Resmi itiraz hatırlanacaktır. Aydın’da 92 yaşındaki bir kadına tecavüze edip öldüren A.Ç’nin üç hilal dövmesi basına yansımış ve haber kaynaklarına resmi soruşturma açılmıştı. Bu inkar ve itiraz, Maraş katliamı sonrası Demirel’in “bana sağcılar ve milliyetçiler cinayet işliyor dedirtemezsiniz” sözlerini hatırlatmaktadır ve elbette anlamlıdır(!)

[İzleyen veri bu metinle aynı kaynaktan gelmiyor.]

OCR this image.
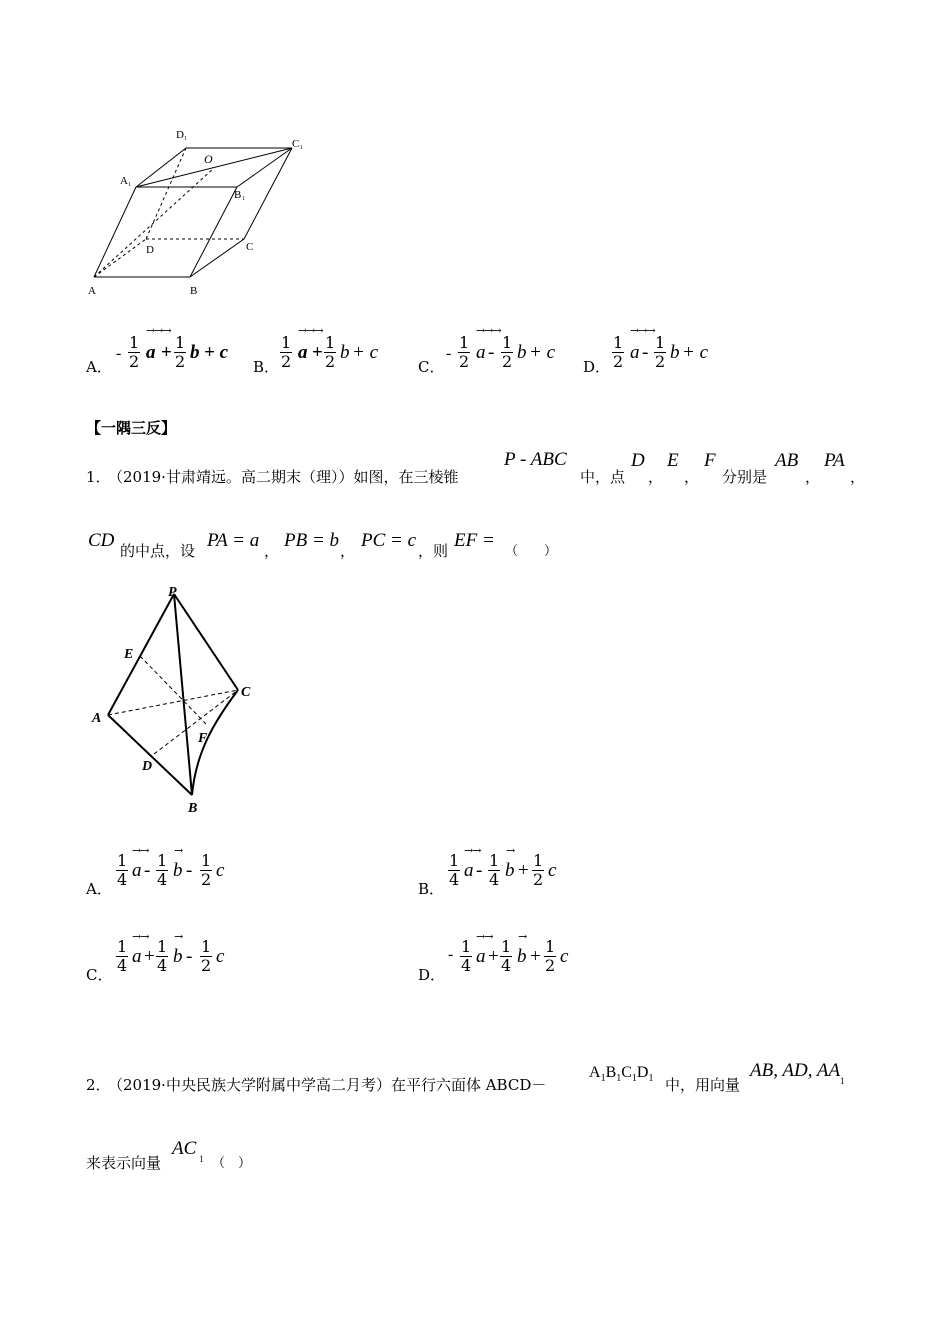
A	B
C
D
A 1
B 1
C 1
D 1
O
A．
- $\frac{1}{2}$
→→→
$a + \frac{1}{2}$ b + c
B． $\frac{1}{2}$
→→→
$a + \frac{1}{2}$ b + c
C．
- $\frac{1}{2}$
→→→
a - $\frac{1}{2}$ b + c
D． $\frac{1}{2}$
→→→
a - $\frac{1}{2}$ b + c
【一隅三反】
1．
（2019·甘肃靖远。高二期末（理））如图，在三棱锥
P - ABC
中，点
D
，
E
，
F
分别是
AB
，
PA
，
CD 的中点，设 PA = a ， PB = b ， PC = c ，则 EF =
（　　）
P
E
A
C
F
D
B
A． $\frac{1}{4}$
→→
a - $\frac{1}{4}$
→
b - $\frac{1}{2}$ c
B． $\frac{1}{4}$
→→
a - $\frac{1}{4}$
→
$b + \frac{1}{2}$ c
C． $\frac{1}{4}$
→→
$a + \frac{1}{4}$
→
b - $\frac{1}{2}$ c
D．
- $\frac{1}{4}$
→→
$a + \frac{1}{4}$
→
$b + \frac{1}{2}$ c
2．
（2019·中央民族大学附属中学高二月考）在平行六面体 ABCD－
$A_1B_1C_1D_1$ 中，用向量
AB, AD, AA 1
来表示向量
AC 1 （　）
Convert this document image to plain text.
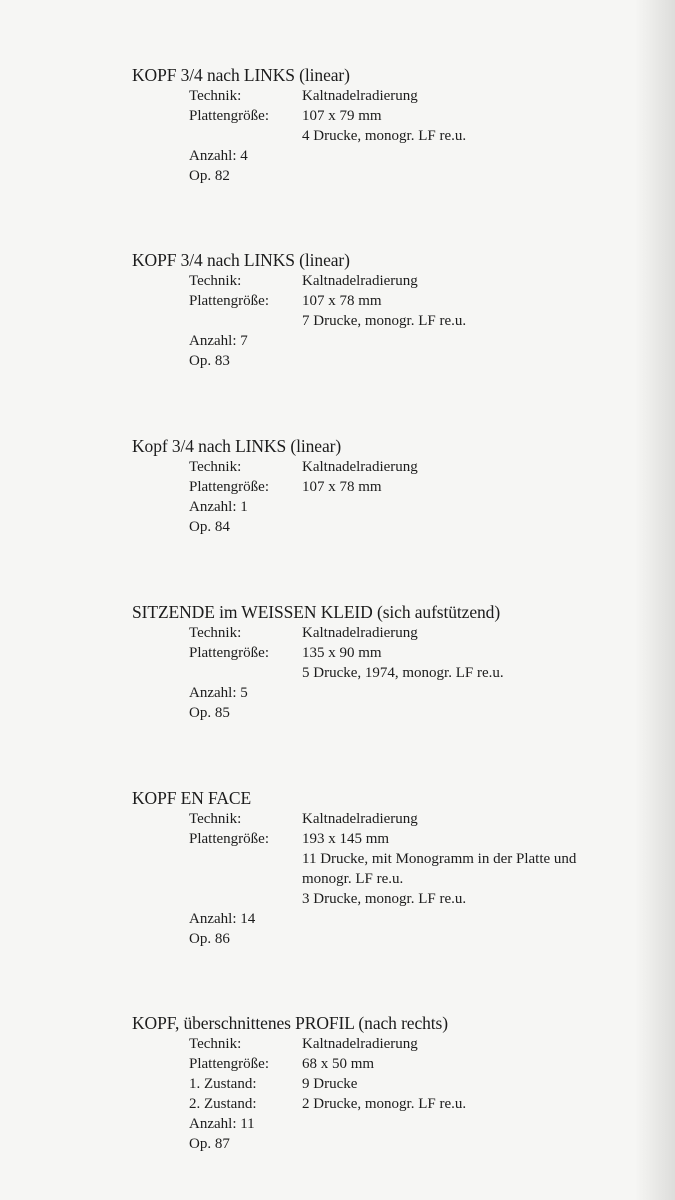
KOPF 3/4 nach LINKS (linear)
Technik:	Kaltnadelradierung
Plattengröße: 107 x 79 mm
4 Drucke, monogr. LF re.u.
Anzahl: 4
Op. 82
KOPF 3/4 nach LINKS (linear)
Technik:	Kaltnadelradierung
Plattengröße: 107 x 78 mm
7 Drucke, monogr. LF re.u.
Anzahl: 7
Op. 83
Kopf 3/4 nach LINKS (linear)
Technik:	Kaltnadelradierung
Plattengröße: 107 x 78 mm
Anzahl: 1
Op. 84
SITZENDE im WEISSEN KLEID (sich aufstützend)
Technik:	Kaltnadelradierung
Plattengröße: 135 x 90 mm
5 Drucke, 1974, monogr. LF re.u.
Anzahl: 5
Op. 85
KOPF EN FACE
Technik:	Kaltnadelradierung
Plattengröße: 193 x 145 mm
11 Drucke, mit Monogramm in der Platte und
monogr. LF re.u.
3 Drucke, monogr. LF re.u.
Anzahl: 14
Op. 86
KOPF, überschnittenes PROFIL (nach rechts)
Technik:	Kaltnadelradierung
Plattengröße: 68 x 50 mm
1. Zustand:	9 Drucke
2. Zustand:	2 Drucke, monogr. LF re.u.
Anzahl: 11
Op. 87
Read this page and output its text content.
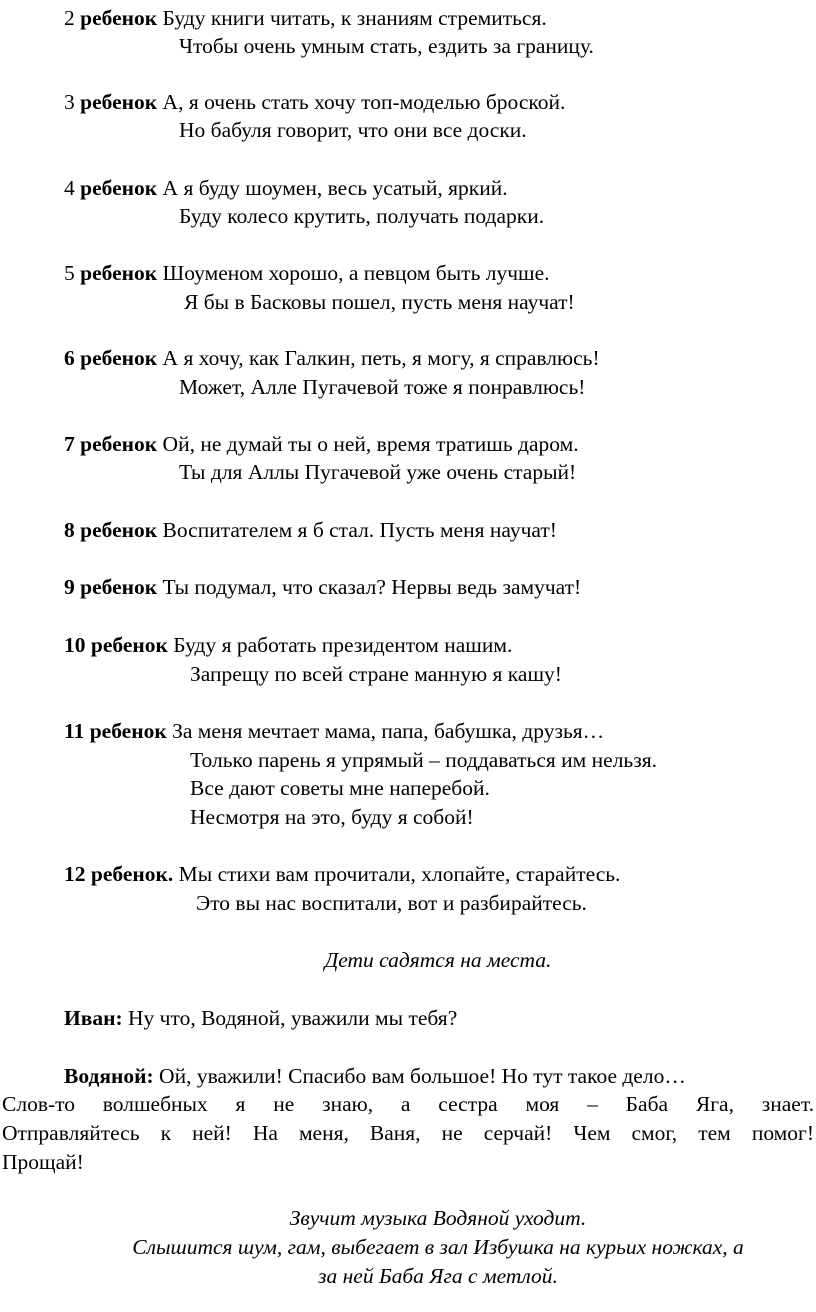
2 ребенок Буду книги читать, к знаниям стремиться.
Чтобы очень умным стать, ездить за границу.
3 ребенок А, я очень стать хочу топ-моделью броской.
Но бабуля говорит, что они все доски.
4 ребенок А я буду шоумен, весь усатый, яркий.
Буду колесо крутить, получать подарки.
5 ребенок Шоуменом хорошо, а певцом быть лучше.
Я бы в Басковы пошел, пусть меня научат!
6 ребенок А я хочу, как Галкин, петь, я могу, я справлюсь!
Может, Алле Пугачевой тоже я понравлюсь!
7 ребенок Ой, не думай ты о ней, время тратишь даром.
Ты для Аллы Пугачевой уже очень старый!
8 ребенок Воспитателем я б стал. Пусть меня научат!
9 ребенок Ты подумал, что сказал? Нервы ведь замучат!
10 ребенок Буду я работать президентом нашим.
Запрещу по всей стране манную я кашу!
11 ребенок За меня мечтает мама, папа, бабушка, друзья…
Только парень я упрямый – поддаваться им нельзя.
Все дают советы мне наперебой.
Несмотря на это, буду я собой!
12 ребенок. Мы стихи вам прочитали, хлопайте, старайтесь.
Это вы нас воспитали, вот и разбирайтесь.
Дети садятся на места.
Иван: Ну что, Водяной, уважили мы тебя?
Водяной: Ой, уважили! Спасибо вам большое! Но тут такое дело…
Слов-то волшебных я не знаю, а сестра моя – Баба Яга, знает.
Отправляйтесь к ней! На меня, Ваня, не серчай! Чем смог, тем помог!
Прощай!
Звучит музыка Водяной уходит.
Слышится шум, гам, выбегает в зал Избушка на курьих ножках, а
за ней Баба Яга с метлой.
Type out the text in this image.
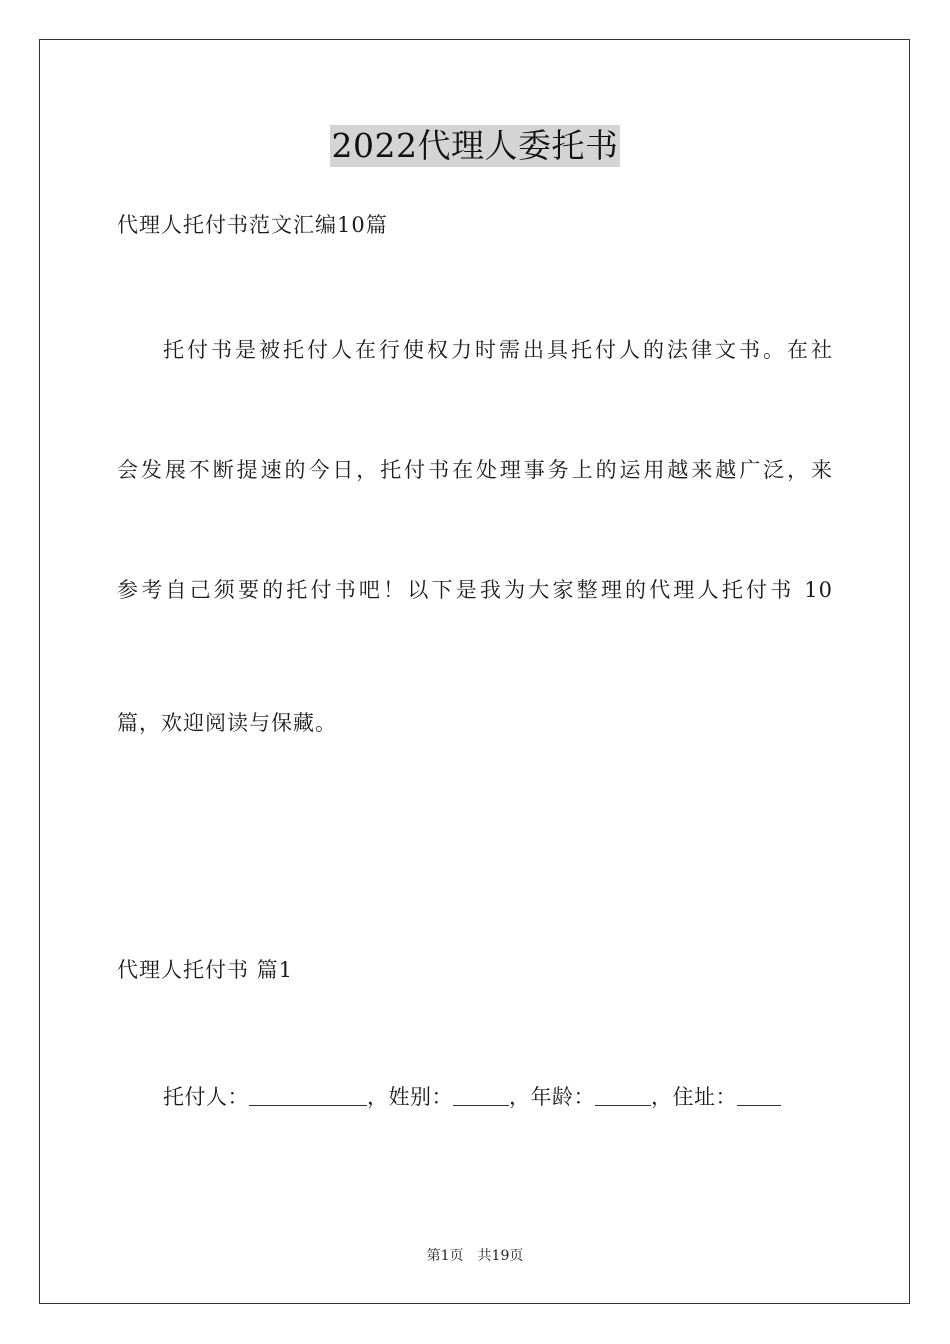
2022代理人委托书
代理人托付书范文汇编10篇
托付书是被托付人在行使权力时需出具托付人的法律文书。在社
会发展不断提速的今日，托付书在处理事务上的运用越来越广泛，来
参考自己须要的托付书吧！以下是我为大家整理的代理人托付书 10
篇，欢迎阅读与保藏。
代理人托付书 篇1
托付人：	，姓别：	，年龄：	，住址：
第1页 共19页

Başka itirazlara göre ise erkek şiddetini böyle streotipleştirmek yanlıştır. Evet, erkek şiddeti belli bir tipe daraltılamaz. Ancak erkek şiddeti, ideolojiler üstü ya da dışı olmadığı gibi, dünyanın tüm politik-kültürel tipolojilerine “eşit ölçüde” zehrini pay etmiş de değildir. Zira erkek şiddeti, erkek egemenliği gibi politik ve tarihsel koşullar tarafından belirlenen bir olgudur ve özgülleşmesi kaçınılmazdır.
Bugünün özgüllüğünde, yazının başında değindiğimiz, AKP rejiminin mafyalaşmış vasatı hakimdir. Cinsel şiddet haberlerinde “şaşırtmayan adreslerin” anlattığı şey bu özgüllüktür.